72 Wissenschaft, Hochschulen
72/16 Sonstiges

Norm

B-VG Art7 Abs1 / Verwaltungsakt
BG über die Abgeltung von Lehr- und Prüfungstätigkeiten an Hochschulen §4, §9 Abs8 idF BudgetbegleitG 2001
VfGG §88

Leitsatz

Verletzung im Gleichheitsrecht durch verfassungswidrige Gesetzesauslegung bei Abweisung von Berufungen gegen die Zurückweisung von Anträgen auf Auszahlung von Prüfungstaxen; verfassungswidrige Anwendung des neuen, durch das BudgetbegleitG 2001 geschaffenen Leistungsprämiensystems für die Prüfungsabgeltung auf Prüfungen betreffend früher abgehaltene Lehrveranstaltungen externer Lehrbeauftragter

Rechtssatz

Die Beschwerdeführer, die in keinem mit einer Lehrverpflichtung verbundenen Dienstverhältnis zum Bund stehen, wurden als sog. externe Lehrbeauftragte für das Wintersemester 2000/2001 mit der Abhaltung von bestimmten Lehrveranstaltungen betraut. Sie übernahmen damit die Verpflichtung nicht nur zur Vorbereitung und Abhaltung der betreffenden Lehrveranstaltung, sondern auch zur Abnahme der Lehrveranstaltungsprüfungen. Nach den studienrechtlichen Vorschriften erstreckte sich diese Prüfungsverpflichtung zwangsläufig über das betreffende Semester hinaus. Im Gegenzug konnten sie davon ausgehen, dass sie im Rahmen dieses Lehrauftrages auf Grund der im Zeitpunkt der Betrauung geltenden Rechtsvorschriften einen gesetzlichen Anspruch nicht nur auf Lehrauftragsremuneration, sondern auch auf Prüfungsentschädigung in bestimmter Höhe hatten.

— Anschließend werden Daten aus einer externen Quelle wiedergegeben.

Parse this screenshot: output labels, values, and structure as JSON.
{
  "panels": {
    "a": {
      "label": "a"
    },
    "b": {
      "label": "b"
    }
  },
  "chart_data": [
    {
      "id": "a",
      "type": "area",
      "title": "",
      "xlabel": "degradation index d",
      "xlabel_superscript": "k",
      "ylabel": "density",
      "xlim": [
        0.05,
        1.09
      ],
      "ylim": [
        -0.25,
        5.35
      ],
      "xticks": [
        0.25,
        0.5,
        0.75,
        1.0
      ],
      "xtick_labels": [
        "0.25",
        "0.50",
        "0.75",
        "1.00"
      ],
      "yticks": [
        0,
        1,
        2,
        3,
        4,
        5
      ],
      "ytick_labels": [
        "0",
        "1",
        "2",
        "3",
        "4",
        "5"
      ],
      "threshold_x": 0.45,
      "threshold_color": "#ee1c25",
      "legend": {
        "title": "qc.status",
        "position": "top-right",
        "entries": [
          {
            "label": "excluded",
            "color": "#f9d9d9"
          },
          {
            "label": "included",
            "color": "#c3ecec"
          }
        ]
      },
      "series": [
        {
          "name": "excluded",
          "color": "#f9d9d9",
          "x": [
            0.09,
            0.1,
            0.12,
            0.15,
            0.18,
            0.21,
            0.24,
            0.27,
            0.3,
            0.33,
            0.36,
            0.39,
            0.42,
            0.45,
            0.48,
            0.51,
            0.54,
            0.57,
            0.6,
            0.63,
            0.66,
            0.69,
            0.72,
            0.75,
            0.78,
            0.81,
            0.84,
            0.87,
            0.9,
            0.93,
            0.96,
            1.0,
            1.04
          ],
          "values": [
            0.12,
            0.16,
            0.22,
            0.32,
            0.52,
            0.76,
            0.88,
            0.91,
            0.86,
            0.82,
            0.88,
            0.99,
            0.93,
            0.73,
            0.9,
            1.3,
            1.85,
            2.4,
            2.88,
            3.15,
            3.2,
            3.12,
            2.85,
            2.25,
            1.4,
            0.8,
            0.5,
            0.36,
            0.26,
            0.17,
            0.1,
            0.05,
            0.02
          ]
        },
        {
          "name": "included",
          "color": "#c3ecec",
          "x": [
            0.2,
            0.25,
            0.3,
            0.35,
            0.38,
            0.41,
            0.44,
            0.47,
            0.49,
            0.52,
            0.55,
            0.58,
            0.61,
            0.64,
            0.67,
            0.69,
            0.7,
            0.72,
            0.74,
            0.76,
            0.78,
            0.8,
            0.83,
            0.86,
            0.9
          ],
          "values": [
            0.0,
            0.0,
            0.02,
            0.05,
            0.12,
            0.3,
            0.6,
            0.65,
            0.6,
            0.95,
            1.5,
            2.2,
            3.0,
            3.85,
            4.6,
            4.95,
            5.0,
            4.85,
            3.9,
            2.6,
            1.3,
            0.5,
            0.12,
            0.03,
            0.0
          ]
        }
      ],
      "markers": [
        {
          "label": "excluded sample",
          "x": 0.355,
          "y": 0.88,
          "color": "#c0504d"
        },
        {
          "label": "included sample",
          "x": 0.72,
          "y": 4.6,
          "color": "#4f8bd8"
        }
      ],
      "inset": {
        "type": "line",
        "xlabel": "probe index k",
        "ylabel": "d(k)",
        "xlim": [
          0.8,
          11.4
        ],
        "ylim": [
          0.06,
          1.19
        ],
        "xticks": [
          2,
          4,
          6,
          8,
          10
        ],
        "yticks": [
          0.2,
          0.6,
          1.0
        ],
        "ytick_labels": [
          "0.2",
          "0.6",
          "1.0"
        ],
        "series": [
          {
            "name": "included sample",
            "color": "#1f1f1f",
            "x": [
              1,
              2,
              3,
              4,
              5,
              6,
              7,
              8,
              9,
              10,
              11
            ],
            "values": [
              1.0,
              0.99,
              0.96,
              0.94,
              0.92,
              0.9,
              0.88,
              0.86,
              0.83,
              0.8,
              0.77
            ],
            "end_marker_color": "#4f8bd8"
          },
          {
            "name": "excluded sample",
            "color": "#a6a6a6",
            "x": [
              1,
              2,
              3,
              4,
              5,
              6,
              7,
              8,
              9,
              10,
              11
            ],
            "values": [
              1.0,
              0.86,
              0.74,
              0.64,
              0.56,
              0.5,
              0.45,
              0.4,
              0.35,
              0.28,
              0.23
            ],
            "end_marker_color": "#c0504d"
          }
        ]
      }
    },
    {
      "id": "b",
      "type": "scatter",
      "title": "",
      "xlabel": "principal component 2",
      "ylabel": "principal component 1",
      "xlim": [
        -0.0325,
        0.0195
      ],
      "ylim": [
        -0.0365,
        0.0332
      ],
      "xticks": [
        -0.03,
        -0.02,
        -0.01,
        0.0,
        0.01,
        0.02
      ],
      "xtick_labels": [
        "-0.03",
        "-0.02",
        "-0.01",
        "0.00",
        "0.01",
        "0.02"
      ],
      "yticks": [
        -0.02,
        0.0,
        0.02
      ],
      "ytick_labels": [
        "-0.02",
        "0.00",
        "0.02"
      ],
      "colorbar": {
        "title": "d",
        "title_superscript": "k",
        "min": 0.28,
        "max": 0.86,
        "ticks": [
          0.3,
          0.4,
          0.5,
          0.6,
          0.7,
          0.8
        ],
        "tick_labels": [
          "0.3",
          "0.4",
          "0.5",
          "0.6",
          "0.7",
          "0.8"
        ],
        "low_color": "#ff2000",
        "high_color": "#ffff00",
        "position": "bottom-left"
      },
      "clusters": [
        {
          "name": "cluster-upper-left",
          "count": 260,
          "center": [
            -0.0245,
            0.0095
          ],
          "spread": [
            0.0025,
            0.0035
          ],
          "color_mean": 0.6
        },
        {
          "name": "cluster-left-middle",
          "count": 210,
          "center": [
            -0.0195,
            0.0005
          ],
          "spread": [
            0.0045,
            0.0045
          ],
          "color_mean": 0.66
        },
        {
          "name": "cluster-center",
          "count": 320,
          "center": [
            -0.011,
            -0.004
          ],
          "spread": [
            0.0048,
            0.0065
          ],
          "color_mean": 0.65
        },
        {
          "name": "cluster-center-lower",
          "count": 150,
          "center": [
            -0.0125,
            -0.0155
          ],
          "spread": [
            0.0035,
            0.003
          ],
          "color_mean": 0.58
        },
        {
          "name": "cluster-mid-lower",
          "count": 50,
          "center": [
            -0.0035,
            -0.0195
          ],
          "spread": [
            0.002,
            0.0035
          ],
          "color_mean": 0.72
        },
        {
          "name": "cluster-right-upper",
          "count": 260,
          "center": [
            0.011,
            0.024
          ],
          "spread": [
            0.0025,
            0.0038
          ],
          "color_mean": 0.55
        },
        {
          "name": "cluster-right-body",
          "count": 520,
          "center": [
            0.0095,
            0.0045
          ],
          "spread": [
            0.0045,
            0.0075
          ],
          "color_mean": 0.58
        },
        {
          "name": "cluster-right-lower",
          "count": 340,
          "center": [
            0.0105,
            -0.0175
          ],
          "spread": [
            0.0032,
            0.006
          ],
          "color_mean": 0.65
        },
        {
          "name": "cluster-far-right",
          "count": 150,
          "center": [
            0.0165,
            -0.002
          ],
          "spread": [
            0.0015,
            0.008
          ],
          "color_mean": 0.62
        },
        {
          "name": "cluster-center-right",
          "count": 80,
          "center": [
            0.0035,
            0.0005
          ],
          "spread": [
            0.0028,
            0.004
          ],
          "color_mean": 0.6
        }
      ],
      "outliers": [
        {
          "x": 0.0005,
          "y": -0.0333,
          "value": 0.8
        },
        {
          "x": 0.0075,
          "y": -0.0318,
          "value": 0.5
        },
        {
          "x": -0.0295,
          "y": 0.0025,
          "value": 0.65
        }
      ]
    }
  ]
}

Durch die Änderung des §4 des BG über die Abgeltung von Lehr- und Prüfungstätigkeiten an Hochschulen, BGBl 463/1974, (im Folgenden ALPG) mit Art75 BudgetbegleitG 2001, BGBl I 142/2000, wurde das im Wintersemester 2000/2001 mit den Lehrbeauftragten bestehende, zeitlich begrenzte öffentlich-rechtliche Rechtsverhältnis, bei dem Leistung und Gegenleistung zunächst eindeutig bestimmt waren, vom Gesetzgeber durch Verminderung der Gegenleistung einseitig in nicht unerheblicher Weise zu Lasten der Lehrbeauftragten verändert, und zwar erst in einem Zeitpunkt, in dem diese faktisch nicht mehr die Möglichkeit hatten, ihrerseits ihre Leistungsverpflichtung den geänderten Bedingungen anzupassen. Eine Regelung, die einen solchen Inhalt hätte, wäre - wenn es für sie keine besondere sachliche Rechtfertigung gibt - unsachlich und verstieße daher gegen den Gleichheitssatz.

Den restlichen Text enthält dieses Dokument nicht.